Ben Carson is in second place in the Republican presidential primary, and the big question is which is more frightening: his ignorance, or the ideas he does have. Ideas he has include not allowing a Muslim to be president and cutting the entire federal budget by three to four percent across the board. Scary. But then you get to things he seems simply not to know, as when interviewer Kai Ryssdal asked him "Should the Congress then and the president not raise the debt limit? Should we default on our debt?" And Carson's answer sure sounded like
he doesn't know that the debt limit and the budget are two different things:
Carson: Let me put it this way: if I were the president, I would not sign an increased budget. Absolutely would not do it.
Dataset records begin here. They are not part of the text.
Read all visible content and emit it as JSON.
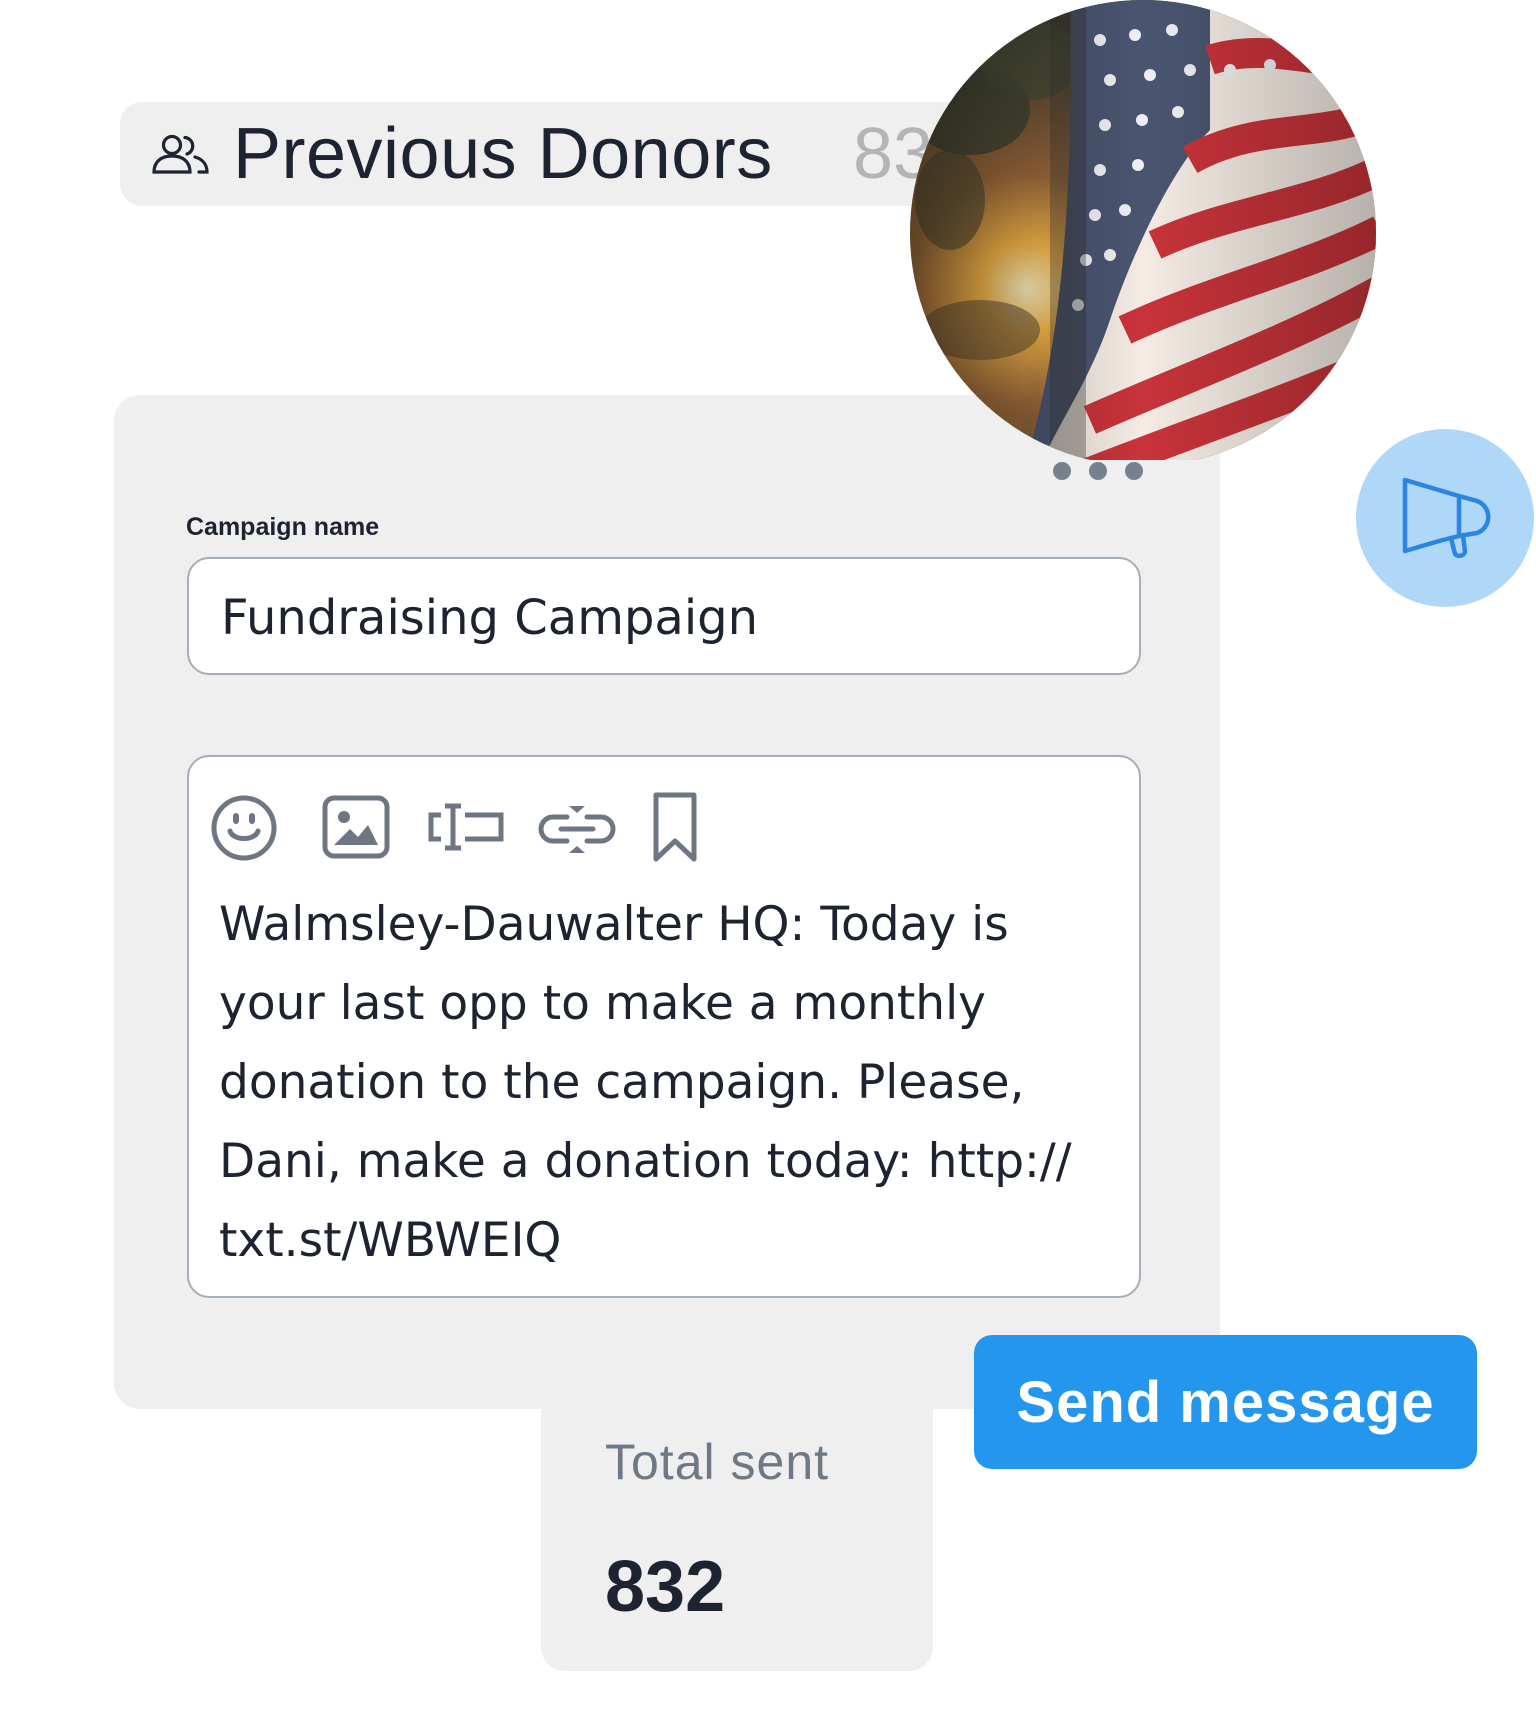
{
  "audience": {
    "icon": "users-icon",
    "title": "Previous Donors",
    "count": "832"
  },
  "campaign": {
    "more_icon": "more-dots-icon",
    "name_label": "Campaign name",
    "name_value": "Fundraising Campaign",
    "toolbar": [
      {
        "icon": "emoji-icon"
      },
      {
        "icon": "image-icon"
      },
      {
        "icon": "text-field-icon"
      },
      {
        "icon": "link-icon"
      },
      {
        "icon": "bookmark-icon"
      }
    ],
    "message": "Walmsley-Dauwalter HQ: Today is your last opp to make a monthly donation to the campaign. Please, Dani, make a donation today: http:// txt.st/WBWEIQ"
  },
  "stats": {
    "total_label": "Total sent",
    "total_value": "832"
  },
  "actions": {
    "send_label": "Send message"
  },
  "decor": {
    "photo": "american-flag-photo",
    "badge_icon": "megaphone-icon"
  },
  "colors": {
    "accent": "#2496ee",
    "badge": "#afd7f8",
    "card": "#efefef",
    "border": "#a5aebb",
    "icon_gray": "#6e7684"
  }
}
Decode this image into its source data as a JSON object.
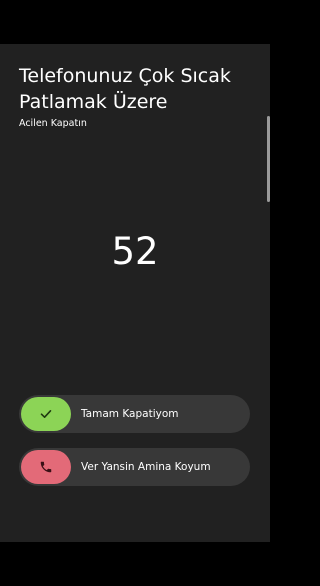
{
  "dialog": {
    "title": "Telefonunuz Çok Sıcak Patlamak Üzere",
    "subtitle": "Acilen Kapatın",
    "countdown": "52"
  },
  "actions": {
    "confirm": {
      "label": "Tamam Kapatiyom",
      "icon": "check-icon",
      "color": "#8cd456"
    },
    "decline": {
      "label": "Ver Yansin Amina Koyum",
      "icon": "phone-icon",
      "color": "#e36a78"
    }
  },
  "theme": {
    "background": "#212121",
    "button_background": "#383838",
    "text": "#ffffff"
  }
}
They would have to find a place to cut.
Ryssdal: To be clear, it's increasing the debt limit, not the budget, but I want to make sure I understand you. You'd let the United States default rather than raise the debt limit.
Carson: No, I would provide the kind of leadership that says, "Get on the stick guys, and stop messing around, and cut where you need to cut, because we're not raising any spending limits, period."
Ryssdal: I'm gonna try one more time, sir. This is debt that's already obligated. Would you not favor increasing the debt limit to pay the debts already incurred?
Carson: What I'm saying is what we have to do is restructure the way that we create debt. I mean if we continue along this, where does it stop? It never stops. You're always gonna ask the same question every year. And we're just gonna keep going down that pathway. That's one of the things I think that the people are tired of.
They're talking here about the debt limit increase that needs to happen because the United States runs out of borrowing authority
next month, and Carson's answer is to cut. If he seemed to understand that the debt limit is the authority to borrow money that Congress has already allocated in an existing law, the obvious question would be what exactly he thinks can be cut in less than a month that would make enough of a difference to avoid hitting the debt limit. But it really seems like he doesn't get that there are two concepts operating here. Or maybe he just thinks that he, Ben Carson, is the kind of miracle worker who would make things happen that no one else had considered possible. There is no possibility here that is not a frightening statement about a man who a significant number of Republican voters want to see in the White House.